Hoy celebramos el día de la Iglesia triunfante. Y es que la Iglesia tiene tres partes: la Iglesia militante, la Iglesia purgante y la Iglesia triunfante, que son todos esos millones y millones de almas –como dice la lectura del Apocalipsis que acabamos de escuchar: “Una muchedumbre inmensa, que nadie podría contar, de toda nación, raza, pueblo y lengua”– que están ya gozando de Dios para siempre en la eternidad.

¿Y qué están haciendo los santos allí? ¿Y qué harás tú cuando entres en el cielo? Cuando tú cierres los ojos a esta vida y los abras a la otra, Dios te dirá: “Entra en el gozo de tu Señor”. Y entonces contemplarás, con todos los ángeles y los santos, ese espectáculo maravilloso de la vida de Dios. Pero lo contemplarás con la misma mirada que tiene Dios, que es el Padre. Con Él, conocerás hasta el fondo todas las perfecciones divinas y te transformarás en aquello que contemples: te llenarás y te transformarás en la belleza, en el amor, en la justicia, en la paz, en el concierto, en la majestad… ¡Todo eso que anhela tu alma será tuyo en plenitud y para siempre!

De tanto contemplar lo que es Dios, necesitarás romper cantando ese cántico de gloria que se oye en el cielo diciendo: «¡Pero qué grande eres, Señor! Y entonarás esa canción con la misma Palabra con que Dios se canta: su Hijo.

Y al cantar la grandeza y las perfecciones de Dios, sentirás una necesidad irresistible de estar siempre unido a Él en un amor total, en una adoración profunda, en una entrega sin fin.

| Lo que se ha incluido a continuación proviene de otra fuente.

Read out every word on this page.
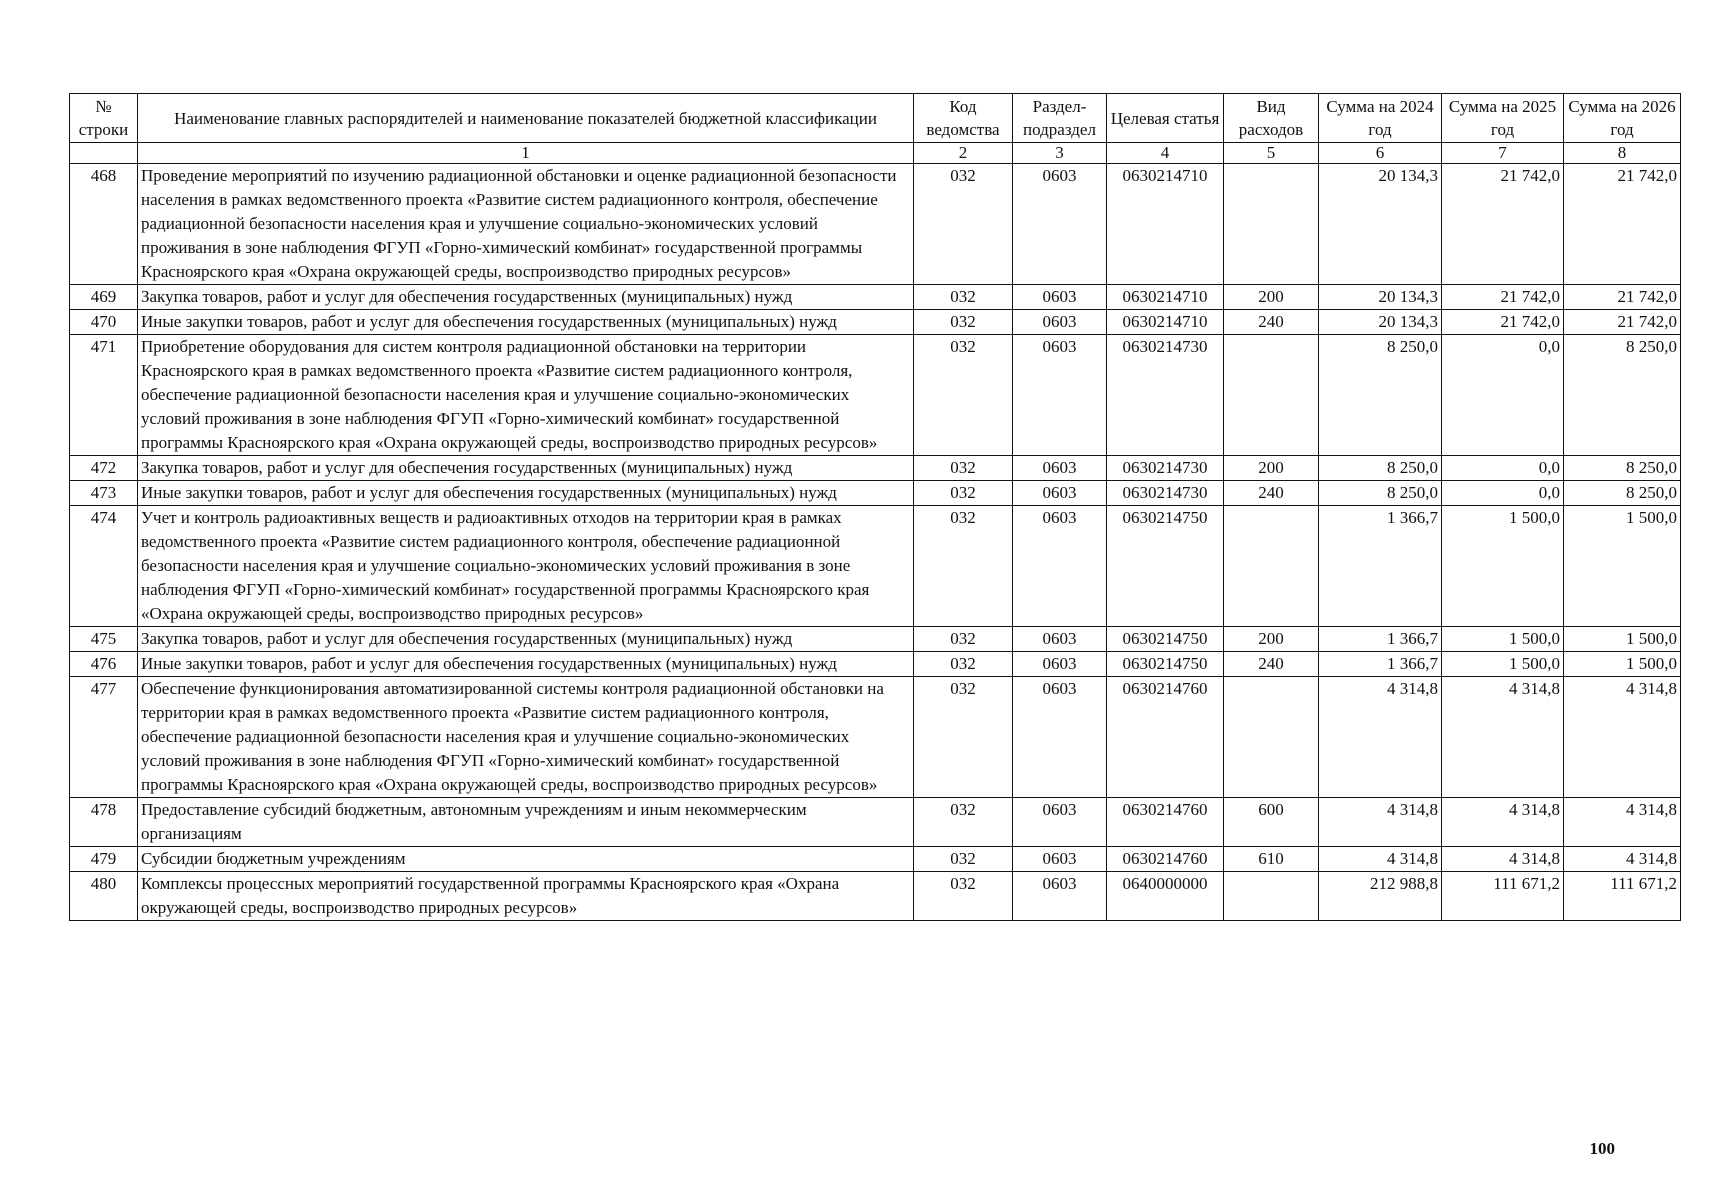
№ строки	Наименование главных распорядителей и наименование показателей бюджетной классификации	Код ведомства	Раздел-подраздел	Целевая статья	Вид расходов	Сумма на 2024 год	Сумма на 2025 год	Сумма на 2026 год
	1	2	3	4	5	6	7	8
468	Проведение мероприятий по изучению радиационной обстановки и оценке радиационной безопасности населения в рамках ведомственного проекта «Развитие систем радиационного контроля, обеспечение радиационной безопасности населения края и улучшение социально-экономических условий проживания в зоне наблюдения ФГУП «Горно-химический комбинат» государственной программы Красноярского края «Охрана окружающей среды, воспроизводство природных ресурсов»	032	0603	0630214710		20 134,3	21 742,0	21 742,0
469	Закупка товаров, работ и услуг для обеспечения государственных (муниципальных) нужд	032	0603	0630214710	200	20 134,3	21 742,0	21 742,0
470	Иные закупки товаров, работ и услуг для обеспечения государственных (муниципальных) нужд	032	0603	0630214710	240	20 134,3	21 742,0	21 742,0
471	Приобретение оборудования для систем контроля радиационной обстановки на территории Красноярского края в рамках ведомственного проекта «Развитие систем радиационного контроля, обеспечение радиационной безопасности населения края и улучшение социально-экономических условий проживания в зоне наблюдения ФГУП «Горно-химический комбинат» государственной программы Красноярского края «Охрана окружающей среды, воспроизводство природных ресурсов»	032	0603	0630214730		8 250,0	0,0	8 250,0
472	Закупка товаров, работ и услуг для обеспечения государственных (муниципальных) нужд	032	0603	0630214730	200	8 250,0	0,0	8 250,0
473	Иные закупки товаров, работ и услуг для обеспечения государственных (муниципальных) нужд	032	0603	0630214730	240	8 250,0	0,0	8 250,0
474	Учет и контроль радиоактивных веществ и радиоактивных отходов на территории края в рамках ведомственного проекта «Развитие систем радиационного контроля, обеспечение радиационной безопасности населения края и улучшение социально-экономических условий проживания в зоне наблюдения ФГУП «Горно-химический комбинат» государственной программы Красноярского края «Охрана окружающей среды, воспроизводство природных ресурсов»	032	0603	0630214750		1 366,7	1 500,0	1 500,0
475	Закупка товаров, работ и услуг для обеспечения государственных (муниципальных) нужд	032	0603	0630214750	200	1 366,7	1 500,0	1 500,0
476	Иные закупки товаров, работ и услуг для обеспечения государственных (муниципальных) нужд	032	0603	0630214750	240	1 366,7	1 500,0	1 500,0
477	Обеспечение функционирования автоматизированной системы контроля радиационной обстановки на территории края в рамках ведомственного проекта «Развитие систем радиационного контроля, обеспечение радиационной безопасности населения края и улучшение социально-экономических условий проживания в зоне наблюдения ФГУП «Горно-химический комбинат» государственной программы Красноярского края «Охрана окружающей среды, воспроизводство природных ресурсов»	032	0603	0630214760		4 314,8	4 314,8	4 314,8
478	Предоставление субсидий бюджетным, автономным учреждениям и иным некоммерческим организациям	032	0603	0630214760	600	4 314,8	4 314,8	4 314,8
479	Субсидии бюджетным учреждениям	032	0603	0630214760	610	4 314,8	4 314,8	4 314,8
480	Комплексы процессных мероприятий государственной программы Красноярского края «Охрана окружающей среды, воспроизводство природных ресурсов»	032	0603	0640000000		212 988,8	111 671,2	111 671,2
100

Por eso, amarás al Señor con su mismo Amor en Persona, que es el Espíritu Santo.

Todo esto no es una invención. Lo están viviendo ya nuestros hermanos mayores: los que sabemos con certeza que son santos porque están canonizados, y los que, sin saberlo nosotros, están también en el cielo; probablemente muchos parientes y conocidos nuestros. Y nosotros estamos llamados a vivirlo también un día.

Por eso, ¡vivamos con la mirada puesta en la eternidad! Cuando miramos hacia el cielo, la tierra con sus cruces se hace más llevadera, las cosas se ordenan y les damos la importancia que realmente tienen, y nosotros vivimos llenos de esperanza y optimismo.

¡Que nadie se pierda la eternidad! Aspiremos a ella con todo nuestro corazón. No hay nada malo en desear esa felicidad, que es la única plena. Pero, y esto es muy fino, no la deseemos solo para ser felices nosotros, sino sobre todo para darle a Dios la alegría de ver que un hijo suyo entra en el cielo.

Que la Virgen y todos los santos, cuya fiesta celebramos, nos ayuden a llegar al banquete eterno de la Iglesia triunfante.